Select the appropriate label for your email content.
A colour-coded banner appears at the top of your email indicating the selected label. Recipients will see this banner in the messages they receive.
In Outlook on the web (OWA) and the new Outlook for Windows in 2026, the label selector is found in the toolbar at the top of the compose window, often represented by a lock or classification icon.
Pro Tip: If you are unsure which label to apply, apply a higher classification rather than a lower one. It is easier to relax protections than to recover from a data exposure incident.
What Happens When You Apply a Label
The specific protections that activate depend on how your organisation has configured each label, but commonly:
Encryption: The email body and attachments are encrypted using Azure Rights Management. Only authorised recipients can open the content.
Do Not Forward: Recipients cannot forward, print, copy, or screenshot the email.
External sharing restrictions: Labels set to 'Confidential' may block delivery to external email addresses entirely, or prompt the sender with a warning.
Header and footer text: A visual indicator is automatically added to the email, for example 'CONFIDENTIAL — Internal Use Only.'
Audit trail: All label applications and changes are logged in Microsoft Purview for compliance purposes.
Automatic Sensitivity Labelling in 2026
In 2026, Microsoft Purview's AI-powered auto-labelling analyses the content of your emails as you write them and suggests or applies labels automatically. If your message contains patterns that match sensitive data definitions — such as credit card numbers, social security numbers, contract language, or financial figures — the system can:
Suggest a label with a banner that says 'This email may contain sensitive information. Apply label: Confidential?'
Automatically apply a label if your organisation has configured mandatory labelling policies
Override a label that is set too low for the detected content sensitivity
This AI-driven approach dramatically reduces the risk of accidental under-classification — users no longer need to remember to label every sensitive message manually.
Pro Tip: When automatic labelling suggests a label, review it before sending. Auto-labelling is highly accurate but context-dependent. A message referencing 'contract renewal' in casual conversation is different from one attaching a signed legal agreement.
Applying Labels to Attachments
When you attach a file to an email, Outlook and Office apps in 2026 automatically check whether the attachment has its own sensitivity label.
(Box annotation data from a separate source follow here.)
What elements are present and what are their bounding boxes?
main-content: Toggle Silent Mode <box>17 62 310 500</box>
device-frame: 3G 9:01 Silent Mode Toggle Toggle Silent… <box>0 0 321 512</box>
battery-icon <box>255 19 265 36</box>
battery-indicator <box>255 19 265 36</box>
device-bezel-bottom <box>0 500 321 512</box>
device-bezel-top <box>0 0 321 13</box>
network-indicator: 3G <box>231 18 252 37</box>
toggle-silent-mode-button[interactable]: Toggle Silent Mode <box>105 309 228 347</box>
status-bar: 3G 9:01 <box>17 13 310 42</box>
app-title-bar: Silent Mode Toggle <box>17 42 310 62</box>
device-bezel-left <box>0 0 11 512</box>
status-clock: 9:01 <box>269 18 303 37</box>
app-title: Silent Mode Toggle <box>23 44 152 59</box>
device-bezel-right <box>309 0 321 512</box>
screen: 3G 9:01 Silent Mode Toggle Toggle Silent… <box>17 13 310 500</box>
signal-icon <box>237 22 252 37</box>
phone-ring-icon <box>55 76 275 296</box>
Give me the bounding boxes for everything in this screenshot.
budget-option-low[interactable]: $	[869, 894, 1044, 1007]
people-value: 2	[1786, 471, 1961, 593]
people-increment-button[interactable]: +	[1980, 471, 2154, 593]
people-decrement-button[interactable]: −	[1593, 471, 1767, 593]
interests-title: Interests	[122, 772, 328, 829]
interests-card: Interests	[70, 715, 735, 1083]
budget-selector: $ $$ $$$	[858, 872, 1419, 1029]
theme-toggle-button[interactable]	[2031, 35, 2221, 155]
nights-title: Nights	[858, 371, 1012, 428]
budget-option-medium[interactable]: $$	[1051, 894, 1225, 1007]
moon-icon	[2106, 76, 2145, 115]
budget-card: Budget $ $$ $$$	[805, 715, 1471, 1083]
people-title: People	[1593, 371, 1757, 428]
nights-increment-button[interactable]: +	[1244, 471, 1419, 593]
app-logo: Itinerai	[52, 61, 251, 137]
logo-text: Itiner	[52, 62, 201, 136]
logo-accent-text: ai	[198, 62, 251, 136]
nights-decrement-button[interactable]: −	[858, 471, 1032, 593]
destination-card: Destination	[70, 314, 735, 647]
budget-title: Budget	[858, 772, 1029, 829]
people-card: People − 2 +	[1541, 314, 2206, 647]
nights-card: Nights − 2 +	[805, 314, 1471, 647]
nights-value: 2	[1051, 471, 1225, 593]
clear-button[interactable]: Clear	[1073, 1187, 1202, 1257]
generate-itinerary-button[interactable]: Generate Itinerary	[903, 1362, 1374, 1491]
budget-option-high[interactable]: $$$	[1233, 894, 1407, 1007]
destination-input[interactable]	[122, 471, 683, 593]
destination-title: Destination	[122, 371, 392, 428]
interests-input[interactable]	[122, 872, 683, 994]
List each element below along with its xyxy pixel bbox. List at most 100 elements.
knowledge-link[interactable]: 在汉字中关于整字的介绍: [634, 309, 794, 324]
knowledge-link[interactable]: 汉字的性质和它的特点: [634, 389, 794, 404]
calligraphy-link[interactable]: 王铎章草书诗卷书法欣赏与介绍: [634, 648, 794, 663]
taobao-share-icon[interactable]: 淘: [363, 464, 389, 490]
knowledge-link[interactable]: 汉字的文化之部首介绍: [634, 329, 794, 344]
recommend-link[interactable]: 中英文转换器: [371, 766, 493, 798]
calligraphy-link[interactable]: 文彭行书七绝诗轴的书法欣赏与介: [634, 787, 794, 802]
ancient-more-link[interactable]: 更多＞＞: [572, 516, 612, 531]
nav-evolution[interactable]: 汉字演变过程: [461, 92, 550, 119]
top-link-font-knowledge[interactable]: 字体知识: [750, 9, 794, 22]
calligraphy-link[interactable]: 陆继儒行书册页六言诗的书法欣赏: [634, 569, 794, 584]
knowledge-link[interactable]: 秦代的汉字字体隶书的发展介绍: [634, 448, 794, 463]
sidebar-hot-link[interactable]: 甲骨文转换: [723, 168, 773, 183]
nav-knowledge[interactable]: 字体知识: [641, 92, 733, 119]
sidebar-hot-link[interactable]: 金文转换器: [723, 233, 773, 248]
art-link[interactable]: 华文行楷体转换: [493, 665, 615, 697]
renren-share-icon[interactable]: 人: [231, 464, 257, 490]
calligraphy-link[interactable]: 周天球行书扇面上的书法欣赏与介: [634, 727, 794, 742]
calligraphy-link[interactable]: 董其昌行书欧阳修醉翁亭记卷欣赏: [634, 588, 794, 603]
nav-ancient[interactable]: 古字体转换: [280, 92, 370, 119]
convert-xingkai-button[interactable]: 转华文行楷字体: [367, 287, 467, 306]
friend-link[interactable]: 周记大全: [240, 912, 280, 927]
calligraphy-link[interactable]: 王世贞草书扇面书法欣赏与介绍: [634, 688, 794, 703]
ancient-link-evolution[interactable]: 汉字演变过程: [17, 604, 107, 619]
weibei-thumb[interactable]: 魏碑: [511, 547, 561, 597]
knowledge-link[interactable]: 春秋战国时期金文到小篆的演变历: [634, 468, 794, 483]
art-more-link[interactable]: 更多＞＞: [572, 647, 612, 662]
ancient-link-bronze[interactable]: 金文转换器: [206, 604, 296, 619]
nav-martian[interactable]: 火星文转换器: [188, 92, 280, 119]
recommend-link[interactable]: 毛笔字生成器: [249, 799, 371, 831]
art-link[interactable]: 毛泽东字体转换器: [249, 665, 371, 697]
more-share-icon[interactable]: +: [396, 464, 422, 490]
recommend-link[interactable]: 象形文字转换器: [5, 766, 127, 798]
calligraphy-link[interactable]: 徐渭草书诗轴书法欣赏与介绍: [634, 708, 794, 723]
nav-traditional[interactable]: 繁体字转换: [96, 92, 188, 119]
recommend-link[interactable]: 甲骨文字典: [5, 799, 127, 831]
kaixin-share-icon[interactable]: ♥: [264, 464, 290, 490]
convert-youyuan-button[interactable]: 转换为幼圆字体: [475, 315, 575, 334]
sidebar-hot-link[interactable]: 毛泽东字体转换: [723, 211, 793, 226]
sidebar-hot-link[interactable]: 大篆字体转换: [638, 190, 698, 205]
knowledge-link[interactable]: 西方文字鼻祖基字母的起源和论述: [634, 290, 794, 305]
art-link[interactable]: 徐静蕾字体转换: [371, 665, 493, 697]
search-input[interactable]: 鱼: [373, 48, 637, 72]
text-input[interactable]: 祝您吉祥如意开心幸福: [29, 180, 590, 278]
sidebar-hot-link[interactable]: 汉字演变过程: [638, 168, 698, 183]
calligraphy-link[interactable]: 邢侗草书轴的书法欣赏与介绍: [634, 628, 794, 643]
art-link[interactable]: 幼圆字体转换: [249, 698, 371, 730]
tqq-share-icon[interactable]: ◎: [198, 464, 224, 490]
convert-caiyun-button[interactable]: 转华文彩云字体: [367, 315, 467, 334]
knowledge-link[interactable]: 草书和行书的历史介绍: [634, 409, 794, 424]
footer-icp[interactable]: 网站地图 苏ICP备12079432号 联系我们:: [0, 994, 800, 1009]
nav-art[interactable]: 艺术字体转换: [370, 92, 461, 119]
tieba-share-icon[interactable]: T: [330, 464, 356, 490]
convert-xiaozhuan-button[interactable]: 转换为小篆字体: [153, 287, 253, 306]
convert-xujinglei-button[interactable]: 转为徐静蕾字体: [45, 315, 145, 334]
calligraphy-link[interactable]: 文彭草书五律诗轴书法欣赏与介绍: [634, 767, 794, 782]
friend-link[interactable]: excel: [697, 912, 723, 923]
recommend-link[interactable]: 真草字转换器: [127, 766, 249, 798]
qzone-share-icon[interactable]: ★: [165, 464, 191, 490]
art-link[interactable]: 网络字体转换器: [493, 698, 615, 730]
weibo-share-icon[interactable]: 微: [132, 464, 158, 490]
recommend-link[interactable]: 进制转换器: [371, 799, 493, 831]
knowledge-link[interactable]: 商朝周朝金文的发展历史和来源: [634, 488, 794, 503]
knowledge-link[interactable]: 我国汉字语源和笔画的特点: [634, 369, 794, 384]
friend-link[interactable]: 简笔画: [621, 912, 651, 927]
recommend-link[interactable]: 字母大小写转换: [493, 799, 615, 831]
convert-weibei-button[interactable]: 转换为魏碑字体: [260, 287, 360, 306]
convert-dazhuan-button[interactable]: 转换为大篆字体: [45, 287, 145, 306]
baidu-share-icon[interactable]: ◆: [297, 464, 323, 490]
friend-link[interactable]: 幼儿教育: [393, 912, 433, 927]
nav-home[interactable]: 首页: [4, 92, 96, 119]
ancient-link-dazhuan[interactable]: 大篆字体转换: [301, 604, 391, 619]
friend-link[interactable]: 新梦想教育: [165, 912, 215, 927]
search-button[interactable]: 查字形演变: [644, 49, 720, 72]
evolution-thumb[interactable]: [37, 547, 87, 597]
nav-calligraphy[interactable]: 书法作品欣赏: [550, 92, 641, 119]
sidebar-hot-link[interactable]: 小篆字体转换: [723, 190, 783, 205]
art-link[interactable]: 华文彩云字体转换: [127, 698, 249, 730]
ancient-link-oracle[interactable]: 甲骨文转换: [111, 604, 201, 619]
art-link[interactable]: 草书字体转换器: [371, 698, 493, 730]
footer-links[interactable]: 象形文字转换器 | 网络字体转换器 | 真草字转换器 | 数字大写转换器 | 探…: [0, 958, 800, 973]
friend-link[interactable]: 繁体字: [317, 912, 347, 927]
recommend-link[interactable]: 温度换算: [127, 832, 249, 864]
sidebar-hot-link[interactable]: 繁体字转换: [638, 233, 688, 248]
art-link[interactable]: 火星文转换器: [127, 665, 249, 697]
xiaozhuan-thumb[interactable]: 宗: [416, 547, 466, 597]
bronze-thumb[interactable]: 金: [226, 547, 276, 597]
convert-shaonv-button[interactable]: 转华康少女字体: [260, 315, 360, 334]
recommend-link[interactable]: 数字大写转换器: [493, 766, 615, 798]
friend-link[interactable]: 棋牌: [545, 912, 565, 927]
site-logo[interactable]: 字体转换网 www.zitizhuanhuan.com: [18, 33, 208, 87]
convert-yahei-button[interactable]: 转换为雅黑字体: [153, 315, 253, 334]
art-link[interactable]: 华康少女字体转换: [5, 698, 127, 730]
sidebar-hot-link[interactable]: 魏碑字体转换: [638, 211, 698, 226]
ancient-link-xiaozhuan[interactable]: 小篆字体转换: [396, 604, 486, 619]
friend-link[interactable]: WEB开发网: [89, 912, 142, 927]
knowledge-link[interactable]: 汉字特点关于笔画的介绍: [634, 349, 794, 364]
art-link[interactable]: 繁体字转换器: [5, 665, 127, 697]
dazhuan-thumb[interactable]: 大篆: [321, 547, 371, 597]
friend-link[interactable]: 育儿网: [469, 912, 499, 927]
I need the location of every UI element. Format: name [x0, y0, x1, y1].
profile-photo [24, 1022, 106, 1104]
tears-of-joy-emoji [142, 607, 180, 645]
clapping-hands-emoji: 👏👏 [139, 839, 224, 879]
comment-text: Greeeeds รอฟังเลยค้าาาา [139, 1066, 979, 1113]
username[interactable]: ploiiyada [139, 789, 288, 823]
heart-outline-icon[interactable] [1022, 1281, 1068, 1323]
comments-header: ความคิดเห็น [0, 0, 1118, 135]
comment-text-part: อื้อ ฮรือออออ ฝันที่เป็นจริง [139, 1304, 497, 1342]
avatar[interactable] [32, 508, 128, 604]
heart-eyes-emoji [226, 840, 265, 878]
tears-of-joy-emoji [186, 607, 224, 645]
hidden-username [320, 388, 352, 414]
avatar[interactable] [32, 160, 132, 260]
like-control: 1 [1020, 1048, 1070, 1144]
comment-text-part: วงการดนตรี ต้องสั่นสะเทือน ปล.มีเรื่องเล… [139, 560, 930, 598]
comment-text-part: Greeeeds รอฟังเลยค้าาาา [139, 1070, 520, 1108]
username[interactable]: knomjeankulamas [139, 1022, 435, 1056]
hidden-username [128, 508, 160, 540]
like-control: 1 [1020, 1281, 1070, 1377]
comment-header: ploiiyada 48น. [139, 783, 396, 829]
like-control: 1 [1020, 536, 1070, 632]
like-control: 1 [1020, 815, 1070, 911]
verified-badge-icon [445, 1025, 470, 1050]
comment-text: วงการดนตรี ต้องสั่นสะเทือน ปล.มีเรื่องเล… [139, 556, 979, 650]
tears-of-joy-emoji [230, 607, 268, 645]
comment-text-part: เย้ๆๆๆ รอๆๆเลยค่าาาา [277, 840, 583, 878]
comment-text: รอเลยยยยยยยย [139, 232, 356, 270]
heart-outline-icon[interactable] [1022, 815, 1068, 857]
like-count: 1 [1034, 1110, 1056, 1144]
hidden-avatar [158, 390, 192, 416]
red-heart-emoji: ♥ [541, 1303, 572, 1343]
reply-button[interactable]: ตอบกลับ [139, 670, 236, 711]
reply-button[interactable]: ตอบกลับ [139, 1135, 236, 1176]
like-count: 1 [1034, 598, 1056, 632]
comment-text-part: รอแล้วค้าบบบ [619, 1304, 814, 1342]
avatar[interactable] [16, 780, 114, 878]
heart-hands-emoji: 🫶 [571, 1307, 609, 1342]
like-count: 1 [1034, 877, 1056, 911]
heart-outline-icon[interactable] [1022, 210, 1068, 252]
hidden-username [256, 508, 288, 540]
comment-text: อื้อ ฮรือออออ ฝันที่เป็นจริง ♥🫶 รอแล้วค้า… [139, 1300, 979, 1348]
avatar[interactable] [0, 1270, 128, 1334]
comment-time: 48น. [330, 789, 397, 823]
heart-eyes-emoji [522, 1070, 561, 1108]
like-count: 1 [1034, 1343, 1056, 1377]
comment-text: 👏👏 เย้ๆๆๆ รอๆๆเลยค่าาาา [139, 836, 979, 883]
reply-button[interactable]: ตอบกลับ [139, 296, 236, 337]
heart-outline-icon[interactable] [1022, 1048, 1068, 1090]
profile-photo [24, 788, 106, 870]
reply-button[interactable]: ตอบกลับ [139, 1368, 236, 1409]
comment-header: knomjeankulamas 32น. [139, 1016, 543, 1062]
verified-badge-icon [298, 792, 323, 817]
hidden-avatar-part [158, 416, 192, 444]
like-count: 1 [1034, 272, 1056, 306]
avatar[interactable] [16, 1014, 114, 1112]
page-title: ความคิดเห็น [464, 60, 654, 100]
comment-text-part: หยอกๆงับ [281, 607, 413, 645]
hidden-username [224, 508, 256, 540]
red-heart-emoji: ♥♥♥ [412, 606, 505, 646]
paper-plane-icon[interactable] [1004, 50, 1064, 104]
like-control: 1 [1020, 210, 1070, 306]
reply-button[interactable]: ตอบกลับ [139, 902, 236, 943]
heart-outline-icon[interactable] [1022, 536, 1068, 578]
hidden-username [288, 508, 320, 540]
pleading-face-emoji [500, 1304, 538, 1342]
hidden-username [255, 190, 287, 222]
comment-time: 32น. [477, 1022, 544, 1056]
If the attached document is labelled 'Highly Confidential' and your email is labelled 'General', Outlook will warn you that the email's label is lower than the attachment's, and suggest upgrading the email label to match.
This label inheritance feature is critical for preventing mismatched protections — for example, attaching a highly confidential contract to an unprotected email that could be forwarded by the recipient.
Tips for Effective Sensitivity Label Use
Make labelling a standard part of your email composition habit — choose a label before you write the body, just as you choose recipients first.
Educate your team on what each label means and the business reason behind it. Understanding the 'why' drives consistent adoption.
Use the 'Confidential – Do Not Forward' label for salary discussions, performance reviews, and legal matters involving named individuals.
When sending externally, check whether the 'Confidential' label in your organisation allows external recipients. Some configurations block delivery; others allow access-controlled sharing.
Review your sent items periodically and check that the labels applied reflect the actual sensitivity of the content.
Conclusion
Sensitivity labels in Outlook are one of the most impactful information protection features available to Microsoft 365 users in 2026 — and one of the most underused. They require no extra software, no complex setup for end users, and provide automatic, auditable, enforceable protection the moment you apply them.
The next time you compose an email with salary data, client information, or confidential strategy content, take three seconds to select the right sensitivity label. Those three seconds could prevent a data breach, a compliance violation, or a costly mistake.